At this time there were still a few buffalo in the country and on one occasion when the three women and a visiting woman were at the ranch alone with us children, we spied five buffalo coming over the hill. The visiting woman took down the old buffalo gun and shot. The gun went off accidentally and hit one of them. She took aim and fired again. Two buffalo fell. There we were with two dead buffalo and just four lone women. Then as luck would have it, the boys came in unexpectedly that night in time to skin and hang the buffalo. This was my only experience in eating buffalo meat. Another amusing, but at the time tragic, incident of the time occurred when two of the milk cows licking salt from a tub near one of the tents hooked one another and one of them fell through the tent on a bed in the dugout on which lay a sleeping baby. With much bucking and plunging, which almost wrecked the domicile and with some help from us the cow finally got out.

To the best of my memory at that time there were only three or four other ranches in this vicinity. Namely, the Half Circle Two’s, owned by Fred and Dock Cowden, cousins of the aforementioned Cowden brothers. This ranch was located near Custer Mountain west of the present town site of Jal. (text missing) the present town site of Jal, (text missing) at that time being the Bar Two Mule Shoe ranch, owned and established by W. C. Cochran, who later became my brother-in-law. Other ranchers north were W. C. Divers and Bill Holloway. All of these ranchmen except Holloway came to this country from Palo Pinto.

This is a brief outline of the history of this country and its settlers preceding the time when I came here with my husband, A. Q. Cooper and two small children, to make my home at the Bar Two Mule Shoe (what is now the town called Jal) about the year of 1896. This does not purport to be authentic as to dates as I made no record of such.

The following incidents are of no importance to the history of this country, but may be interesting for you to know.

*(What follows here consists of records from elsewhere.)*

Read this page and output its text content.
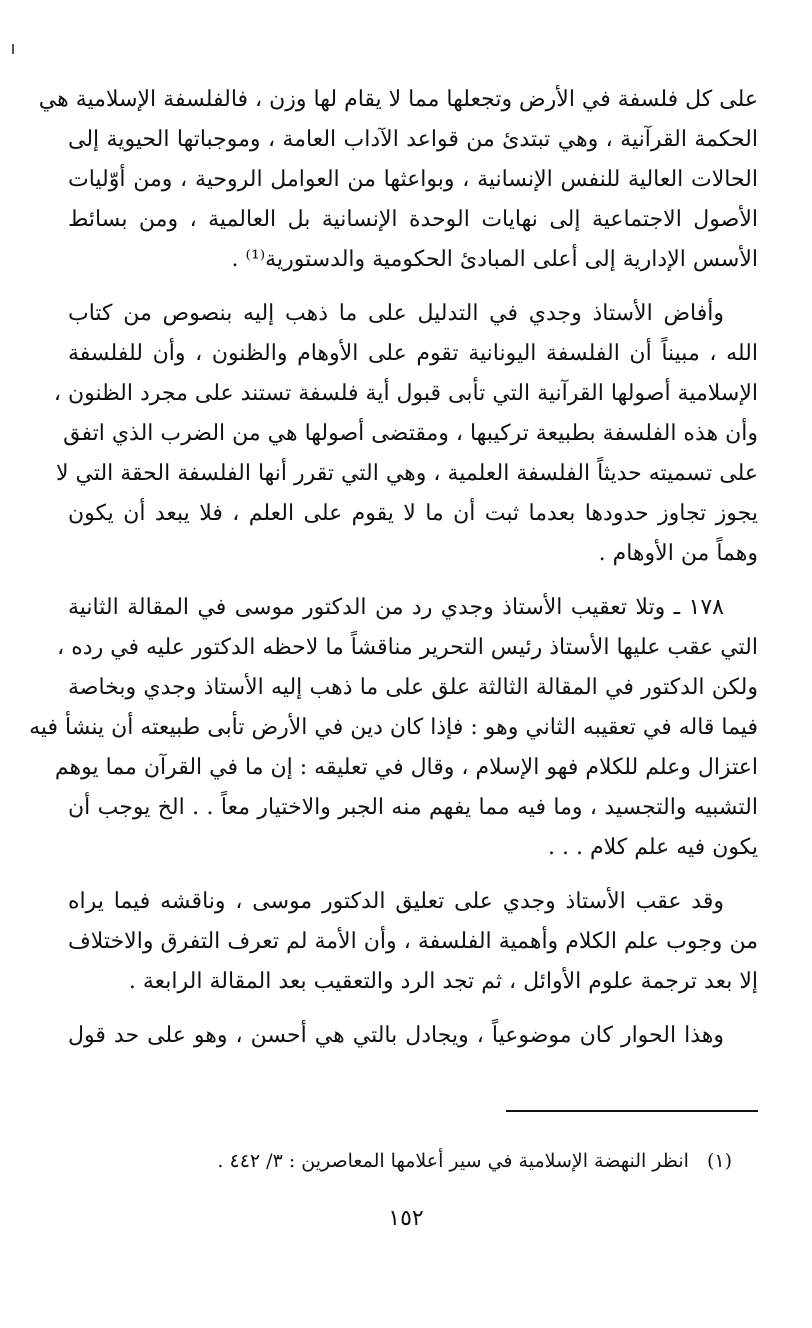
على كل فلسفة في الأرض وتجعلها مما لا يقام لها وزن ، فالفلسفة الإسلامية هي
الحكمة القرآنية ، وهي تبتدئ من قواعد الآداب العامة ، وموجباتها الحيوية إلى
الحالات العالية للنفس الإنسانية ، وبواعثها من العوامل الروحية ، ومن أوّليات
الأصول الاجتماعية إلى نهايات الوحدة الإنسانية بل العالمية ، ومن بسائط
الأسس الإدارية إلى أعلى المبادئ الحكومية والدستورية⁽¹⁾ .
وأفاض الأستاذ وجدي في التدليل على ما ذهب إليه بنصوص من كتاب
الله ، مبيناً أن الفلسفة اليونانية تقوم على الأوهام والظنون ، وأن للفلسفة
الإسلامية أصولها القرآنية التي تأبى قبول أية فلسفة تستند على مجرد الظنون ،
وأن هذه الفلسفة بطبيعة تركيبها ، ومقتضى أصولها هي من الضرب الذي اتفق
على تسميته حديثاً الفلسفة العلمية ، وهي التي تقرر أنها الفلسفة الحقة التي لا
يجوز تجاوز حدودها بعدما ثبت أن ما لا يقوم على العلم ، فلا يبعد أن يكون
وهماً من الأوهام .
١٧٨ ـ وتلا تعقيب الأستاذ وجدي رد من الدكتور موسى في المقالة الثانية
التي عقب عليها الأستاذ رئيس التحرير مناقشاً ما لاحظه الدكتور عليه في رده ،
ولكن الدكتور في المقالة الثالثة علق على ما ذهب إليه الأستاذ وجدي وبخاصة
فيما قاله في تعقيبه الثاني وهو : فإذا كان دين في الأرض تأبى طبيعته أن ينشأ فيه
اعتزال وعلم للكلام فهو الإسلام ، وقال في تعليقه : إن ما في القرآن مما يوهم
التشبيه والتجسيد ، وما فيه مما يفهم منه الجبر والاختيار معاً . . الخ يوجب أن
يكون فيه علم كلام . . .
وقد عقب الأستاذ وجدي على تعليق الدكتور موسى ، وناقشه فيما يراه
من وجوب علم الكلام وأهمية الفلسفة ، وأن الأمة لم تعرف التفرق والاختلاف
إلا بعد ترجمة علوم الأوائل ، ثم تجد الرد والتعقيب بعد المقالة الرابعة .
وهذا الحوار كان موضوعياً ، ويجادل بالتي هي أحسن ، وهو على حد قول
(١)انظر النهضة الإسلامية في سير أعلامها المعاصرين : ٣/ ٤٤٢ .
١٥٢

Many people have wondered about the origination of the name Son-of-a-Gun which has long been applied to a cowboy stew. I know of the origin of this name for I hear my brother tell the story and he was present at the time. My brother was working for the Hat Wagon once and the cook prepared a dish which they all called Cowboy Stew. Some visiting cattle buyers asked the name and when the cook told them, one of them said, “I don’t know any better name for it, but it’s a son-of-a-gun of a good dish.” Thus was the name originated.

One of my most impressive memories is of remarks made by the three women who pioneered this land. Mesdames Billy, George and John M. Cowden, when they admitted that their beautiful homes built in Midland, Texas years later held no thrill for them like the little one room plank houses which replaced the dugouts on the old Jal Draw.

No stretch of the imagination could have pictured to me the Jal of today from my old home site under the hackberry trees which was then the headquarters of the Mule Shoe Ranch. (Editorial note: The headquarters spoken of above were on the site of what is now Hubbs and Justice.)

[Jal Flare, Jal, NM. 20 Aug 1938.]


Note: The article relates the memories of Hattie Lucille Moore Cooper (1873-1955), wife of Ambrose Quincey Cooper (1869-1936). Her sister Lillie Parham Moore (1864-1949) was the wife of John M. Cowden (1858-1926).